When work time is over, invite the children to put their work away and clean up, and then join you in the circle again. Children are invited to help serve “the feast,” which is part snack time, part communion. I had children volunteer to serve snack to each other, and when everyone had animal crackers and a glass of water, we ate together.
After feast is cleaned up, the children are dismissed one by one to their parents. I tried to say goodbye to each student and tell them something I noticed about their work that day – whether it was how hard they worked to pay attention to the story, or what they were interested in working with, or how they were kind or shared with another student that day – and tell them I was glad they came.
So, that’s Godly Play in a nutshell! What questions do you have about giving a Godly Play lesson? What’s exciting to you about Godly Play? Tell us in the comments.
Megan Cottrell is a mama, writer and journalist who lives in Grand Rapids, Michigan.
Megan’s life changed as a Christian when God spoke to her through a summer-long internship on the Westside of Chicago where she learned about God’s heart for the poor. She spent six years writing about race, housing and poverty in the city and was awarded the Studs Terkel award for writers who capture profoundly human stories.

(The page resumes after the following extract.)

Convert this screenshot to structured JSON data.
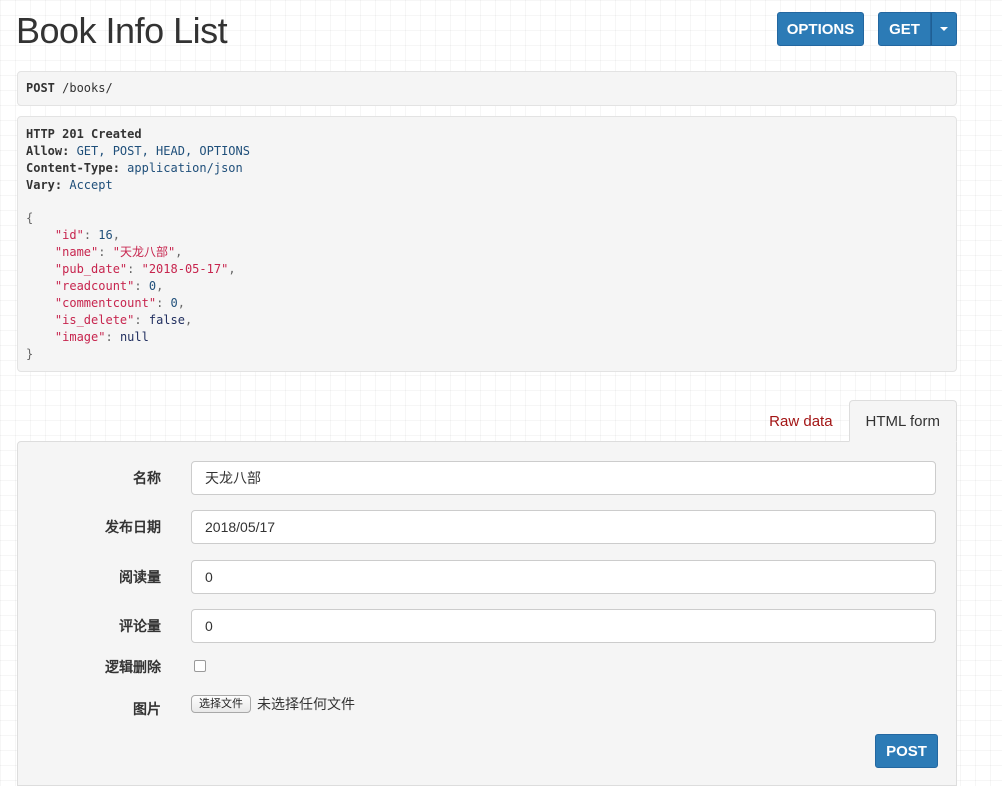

Megan attended a Montessori preschool, but didn’t become formally interested in Montessori education until her son, Teddy, was born in 2012. Through her interest in Montessori, she fell in love with Godly Play, a Montessori-based Christian education curriculum, and has been a Godly Play teacher every since. She and her son work on Montessori-inspired activities at home daily, and she loves to watch him grow in independence and curiosity.